Note:  The County MLS median price and sales data in the tables are generated from a survey of more than 90 associations of REALTORS® throughout the state and represent statistics of existing single-family detached homes only. County sales data is not adjusted to account for seasonal factors that can influence home sales. Movements in sales prices should not be interpreted as changes in the cost of a standard home. The median price is where half sold for more and half sold for less; medians are more typical than average prices, which are skewed by a relatively small share of transactions at either the lower end or the upper end. Median prices can be influenced by changes in cost, as well as changes in the characteristics and the size of homes sold. The change in median prices should not be construed as actual price changes in specific homes. 

 

*Sales-to-list-price ratio is an indicator that reflects the negotiation power of home buyers and home sellers under current market conditions.
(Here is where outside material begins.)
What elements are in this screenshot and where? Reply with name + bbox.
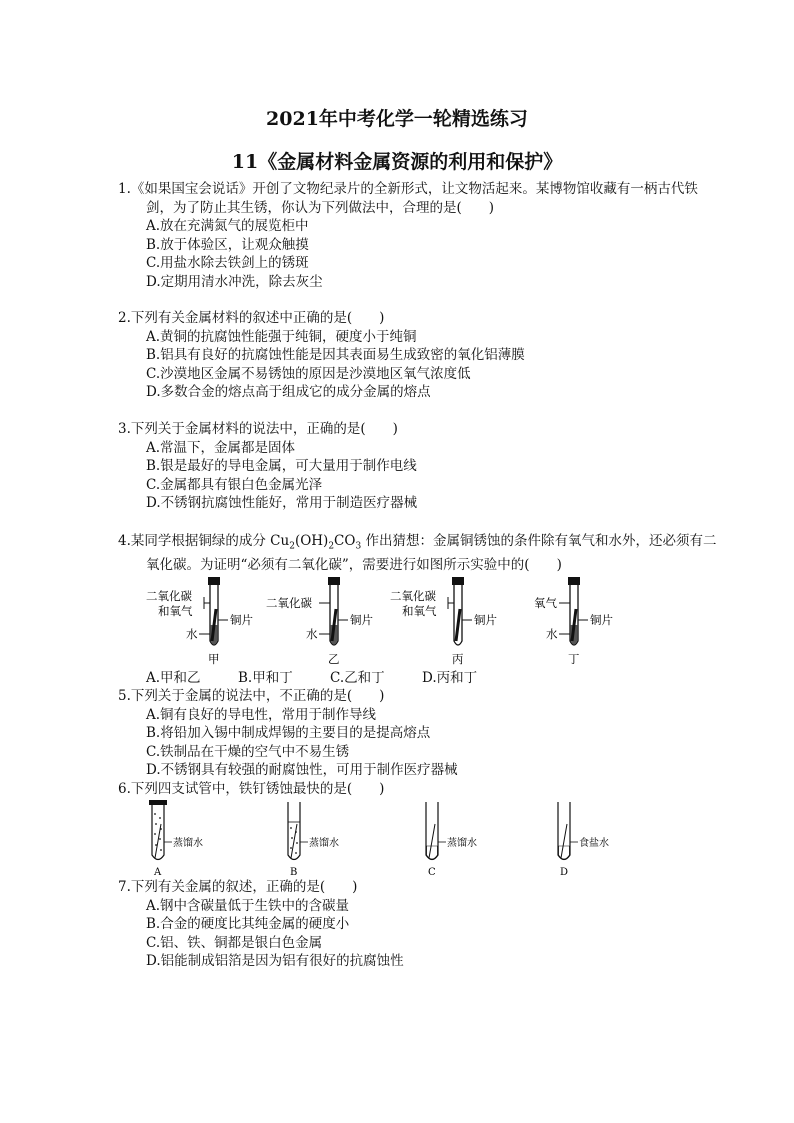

The ratio is calculated by dividing the final sales price of a property by its original list price and is expressed as a percentage. A sales-to-list ratio with 100 percent or above suggests that the property sold for more than the list price, and a ratio below 100 percent indicates that the price sold below the asking price. 

 

**Price per square foot is a measure commonly used by real estate agents and brokers to determine how much a square foot of space a buyer will pay for a property. It is calculated as the sale price of the home divided by the number of finished square feet. C.A.R. currently tracks price-per-square foot statistics for 53 counties. 

 

Leading the way…® in California real estate for nearly 120 years, the CALIFORNIA ASSOCIATION OF REALTORS®(www.car.org) is one of the largest state trade organizations in the United States with more than 200,000 members dedicated to the advancement of professionalism in real estate. C.A.R. is headquartered in Los Angeles.